In hopes of one day uniting the children with their families — most of whom
perished in the Nazis' death camps — Sendler wrote the children's real names on
slips of paper that she kept at home.
When German police came to arrest her in 1943, an assistant managed to hide
the slips, which Sendler later buried in a jar under an apple tree in an associate's
yard. Some 2,500 names were recorded.
"It took a true miracle to save a Jewish child," Elzbieta Ficowska, who was
saved by Sendler's team as a baby in 1942, recalled in an AP interview in 2007.
"Mrs. Sendler saved not only us, but also our children and grandchildren and
the generations to come."
Anyone caught helping Jews in Nazi-occupied Poland risked being summarily
shot, along with family members — a fate Sendler only barely escaped herself
after the 1943 raid by the Gestapo.
The Nazis took her to the notorious Pawiak prison, which few people left
alive. Gestapo agents tortured her repeatedly, leaving Sendler with scars on
her body — but she refused to betray her team.
"I kept silent. I preferred to die than to reveal our activity," she was
quoted as saying in Anna Mieszkowska's biography, "Mother of the Children of
the Holocaust: The Story of Irena Sendler."
Zegota, an underground organization helping Jews, paid a bribe to German
guards to free her from the prison. Under a different name, she continued her work.
After World War II, Sendler worked as a social welfare official and director
of vocational schools, continuing to assist some of the children she rescued.
"A great person has died — a person with a great heart, with great organizational
talents, a person who always stood on the side of the weak," Warsaw Ghetto survivor
Marek Eldeman told TVN24 television.
In 1965, Sendler became one of the first so-called Righteous Gentiles honored by
the Yad Vashem Holocaust memorial in Jerusalem for wartime heroics. Poland's communist
leaders at that time would not allow her to travel to Israel; she collected the award in 1983.
Yad Vashem Chairman Avner Shalev said Sender's "courageous activities rescuing
Jews during the Holocaust serve as a beacon of light to the world, inspiring hope
and restoring faith in the innate goodness of mankind."
Despite the Yad Vashem honor, Sendler was largely forgotten in her homeland
until recent years.
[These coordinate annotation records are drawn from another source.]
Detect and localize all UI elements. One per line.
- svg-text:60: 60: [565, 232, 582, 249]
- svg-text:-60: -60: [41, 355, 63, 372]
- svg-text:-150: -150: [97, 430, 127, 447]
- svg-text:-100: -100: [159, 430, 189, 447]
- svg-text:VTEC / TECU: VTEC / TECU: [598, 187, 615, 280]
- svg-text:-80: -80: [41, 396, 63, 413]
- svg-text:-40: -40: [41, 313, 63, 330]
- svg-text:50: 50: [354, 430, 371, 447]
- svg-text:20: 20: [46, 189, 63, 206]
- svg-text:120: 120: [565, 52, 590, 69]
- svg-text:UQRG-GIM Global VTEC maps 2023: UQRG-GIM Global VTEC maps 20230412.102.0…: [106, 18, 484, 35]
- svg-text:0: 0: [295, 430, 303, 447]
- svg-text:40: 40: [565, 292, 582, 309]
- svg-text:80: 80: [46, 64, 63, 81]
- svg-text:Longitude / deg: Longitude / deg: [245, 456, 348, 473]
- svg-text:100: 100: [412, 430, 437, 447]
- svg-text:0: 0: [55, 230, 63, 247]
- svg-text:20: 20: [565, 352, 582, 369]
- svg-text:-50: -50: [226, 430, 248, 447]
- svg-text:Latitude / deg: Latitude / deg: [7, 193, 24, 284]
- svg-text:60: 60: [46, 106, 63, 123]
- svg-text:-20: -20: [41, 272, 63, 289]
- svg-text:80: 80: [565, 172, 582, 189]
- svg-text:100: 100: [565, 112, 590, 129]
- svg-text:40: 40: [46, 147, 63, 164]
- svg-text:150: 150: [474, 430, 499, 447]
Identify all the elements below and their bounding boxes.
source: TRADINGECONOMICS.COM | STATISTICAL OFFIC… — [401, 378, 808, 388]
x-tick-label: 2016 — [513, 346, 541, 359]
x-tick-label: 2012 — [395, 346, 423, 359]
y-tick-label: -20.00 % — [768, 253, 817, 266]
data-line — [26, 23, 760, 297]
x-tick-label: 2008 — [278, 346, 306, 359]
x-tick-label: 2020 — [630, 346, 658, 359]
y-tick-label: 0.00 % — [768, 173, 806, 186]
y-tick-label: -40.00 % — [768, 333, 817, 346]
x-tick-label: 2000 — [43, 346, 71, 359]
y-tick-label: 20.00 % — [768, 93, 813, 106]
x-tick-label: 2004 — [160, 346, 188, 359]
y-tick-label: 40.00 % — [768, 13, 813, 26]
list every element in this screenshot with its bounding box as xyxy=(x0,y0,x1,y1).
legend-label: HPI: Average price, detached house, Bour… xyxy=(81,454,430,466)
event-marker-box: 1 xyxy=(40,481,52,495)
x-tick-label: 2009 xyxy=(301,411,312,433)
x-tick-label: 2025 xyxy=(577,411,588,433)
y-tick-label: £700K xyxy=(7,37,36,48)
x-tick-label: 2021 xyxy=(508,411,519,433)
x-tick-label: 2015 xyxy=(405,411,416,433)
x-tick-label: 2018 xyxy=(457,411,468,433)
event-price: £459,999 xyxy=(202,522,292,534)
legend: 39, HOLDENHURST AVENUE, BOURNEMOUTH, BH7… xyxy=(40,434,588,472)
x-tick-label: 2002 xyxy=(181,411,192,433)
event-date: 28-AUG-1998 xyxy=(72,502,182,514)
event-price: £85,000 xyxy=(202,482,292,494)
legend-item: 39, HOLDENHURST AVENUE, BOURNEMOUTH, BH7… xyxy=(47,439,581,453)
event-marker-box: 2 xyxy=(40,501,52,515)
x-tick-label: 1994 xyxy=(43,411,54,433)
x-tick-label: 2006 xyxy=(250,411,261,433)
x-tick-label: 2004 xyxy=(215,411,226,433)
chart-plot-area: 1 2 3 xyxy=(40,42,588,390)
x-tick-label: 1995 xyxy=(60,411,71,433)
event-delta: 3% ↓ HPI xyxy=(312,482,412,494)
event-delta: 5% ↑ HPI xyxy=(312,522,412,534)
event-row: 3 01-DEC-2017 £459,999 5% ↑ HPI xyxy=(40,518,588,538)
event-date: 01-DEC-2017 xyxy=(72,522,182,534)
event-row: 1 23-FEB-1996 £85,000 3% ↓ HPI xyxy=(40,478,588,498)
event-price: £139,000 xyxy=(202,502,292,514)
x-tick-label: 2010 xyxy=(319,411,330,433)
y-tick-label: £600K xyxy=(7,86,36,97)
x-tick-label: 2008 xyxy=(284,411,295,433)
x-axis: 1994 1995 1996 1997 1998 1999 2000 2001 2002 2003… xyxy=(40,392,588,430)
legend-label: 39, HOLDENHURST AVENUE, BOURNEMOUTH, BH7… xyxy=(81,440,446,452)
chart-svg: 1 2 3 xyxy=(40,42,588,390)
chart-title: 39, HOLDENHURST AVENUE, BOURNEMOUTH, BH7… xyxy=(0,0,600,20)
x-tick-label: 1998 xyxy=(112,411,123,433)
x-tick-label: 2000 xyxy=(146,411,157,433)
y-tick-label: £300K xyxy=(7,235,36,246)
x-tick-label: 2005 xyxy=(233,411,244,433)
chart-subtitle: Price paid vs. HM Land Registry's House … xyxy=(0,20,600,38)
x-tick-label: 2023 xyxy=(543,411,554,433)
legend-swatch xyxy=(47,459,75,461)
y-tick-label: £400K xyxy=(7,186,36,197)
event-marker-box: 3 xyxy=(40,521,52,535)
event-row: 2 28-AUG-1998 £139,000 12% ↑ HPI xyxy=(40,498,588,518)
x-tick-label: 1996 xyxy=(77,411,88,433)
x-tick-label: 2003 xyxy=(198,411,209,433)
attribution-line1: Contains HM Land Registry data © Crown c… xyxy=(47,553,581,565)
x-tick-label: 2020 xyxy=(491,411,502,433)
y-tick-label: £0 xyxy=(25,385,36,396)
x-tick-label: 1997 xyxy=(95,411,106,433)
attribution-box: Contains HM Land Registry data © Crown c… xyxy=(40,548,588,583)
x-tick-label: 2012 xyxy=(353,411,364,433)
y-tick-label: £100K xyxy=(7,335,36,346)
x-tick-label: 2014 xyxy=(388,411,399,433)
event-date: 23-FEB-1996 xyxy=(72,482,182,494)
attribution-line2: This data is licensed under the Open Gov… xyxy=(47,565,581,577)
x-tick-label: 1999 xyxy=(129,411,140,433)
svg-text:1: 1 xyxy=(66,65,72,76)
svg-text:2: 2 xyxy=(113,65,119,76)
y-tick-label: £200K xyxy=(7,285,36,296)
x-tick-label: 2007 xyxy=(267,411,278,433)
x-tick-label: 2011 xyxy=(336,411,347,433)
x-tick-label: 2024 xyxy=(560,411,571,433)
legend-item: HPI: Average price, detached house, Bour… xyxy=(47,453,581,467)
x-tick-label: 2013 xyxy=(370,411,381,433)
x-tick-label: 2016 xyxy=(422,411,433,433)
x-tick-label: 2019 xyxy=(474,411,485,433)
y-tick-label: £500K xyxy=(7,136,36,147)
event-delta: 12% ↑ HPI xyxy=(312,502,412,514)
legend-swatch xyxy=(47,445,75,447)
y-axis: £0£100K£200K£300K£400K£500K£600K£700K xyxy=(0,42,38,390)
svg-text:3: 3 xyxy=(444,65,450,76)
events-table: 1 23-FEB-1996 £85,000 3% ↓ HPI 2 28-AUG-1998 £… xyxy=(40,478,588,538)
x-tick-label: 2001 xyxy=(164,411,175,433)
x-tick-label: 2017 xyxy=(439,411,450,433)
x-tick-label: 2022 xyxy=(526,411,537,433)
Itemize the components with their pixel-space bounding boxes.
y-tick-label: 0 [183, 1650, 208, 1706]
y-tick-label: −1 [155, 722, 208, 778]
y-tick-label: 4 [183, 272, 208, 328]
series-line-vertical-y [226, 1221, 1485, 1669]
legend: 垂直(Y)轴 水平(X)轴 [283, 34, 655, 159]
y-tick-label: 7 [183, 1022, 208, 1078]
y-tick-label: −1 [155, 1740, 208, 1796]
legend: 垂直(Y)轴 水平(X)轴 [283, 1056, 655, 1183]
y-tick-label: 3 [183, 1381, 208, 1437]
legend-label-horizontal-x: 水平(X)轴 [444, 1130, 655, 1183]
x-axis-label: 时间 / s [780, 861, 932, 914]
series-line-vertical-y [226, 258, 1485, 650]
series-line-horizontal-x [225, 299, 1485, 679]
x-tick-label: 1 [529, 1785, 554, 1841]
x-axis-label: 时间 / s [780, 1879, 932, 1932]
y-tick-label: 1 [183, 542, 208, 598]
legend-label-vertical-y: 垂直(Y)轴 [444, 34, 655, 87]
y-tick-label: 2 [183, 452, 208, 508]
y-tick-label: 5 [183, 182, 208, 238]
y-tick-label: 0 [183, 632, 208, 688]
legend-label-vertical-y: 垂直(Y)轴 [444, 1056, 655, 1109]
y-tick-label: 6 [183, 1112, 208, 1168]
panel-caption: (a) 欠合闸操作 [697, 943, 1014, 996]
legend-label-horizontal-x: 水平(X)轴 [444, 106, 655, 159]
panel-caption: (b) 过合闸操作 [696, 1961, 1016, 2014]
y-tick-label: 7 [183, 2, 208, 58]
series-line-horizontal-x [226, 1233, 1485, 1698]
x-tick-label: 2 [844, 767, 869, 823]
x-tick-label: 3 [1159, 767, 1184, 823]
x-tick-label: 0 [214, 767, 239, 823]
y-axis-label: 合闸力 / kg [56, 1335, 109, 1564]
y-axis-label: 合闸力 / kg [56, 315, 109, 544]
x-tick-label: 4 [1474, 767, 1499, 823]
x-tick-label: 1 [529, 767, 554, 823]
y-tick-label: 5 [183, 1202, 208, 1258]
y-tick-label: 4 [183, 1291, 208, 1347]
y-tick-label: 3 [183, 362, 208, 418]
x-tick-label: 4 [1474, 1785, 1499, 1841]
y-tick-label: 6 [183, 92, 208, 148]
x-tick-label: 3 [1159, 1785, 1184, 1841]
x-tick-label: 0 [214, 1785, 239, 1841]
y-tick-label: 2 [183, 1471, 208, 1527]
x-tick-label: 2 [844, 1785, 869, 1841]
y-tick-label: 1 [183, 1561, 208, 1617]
She came to the world's attention in 2000 when a group of
schoolgirls from Uniontown, Kan., wrote a short play about her called "Life in a Jar."
It went on to garner international attention, and has been performed more
than 200 times in the United States, Canada and Poland.
Sendler, born Irena Krzyzanowska, said she lived according to her physician
father's teachings, arguing that "people can be only divided into good or bad;
their race, religion, nationality don't matter."
She married Mieczyslaw Sendler but they divorced after the war's end. Sendler
then married fellow underground activist Stefan Zgrzembski, and they had two sons
and a daughter. One died a few days after birth. The second son, Adam, died
of a heart failure in 1999.
Sendler is survived by her daughter and a granddaughter.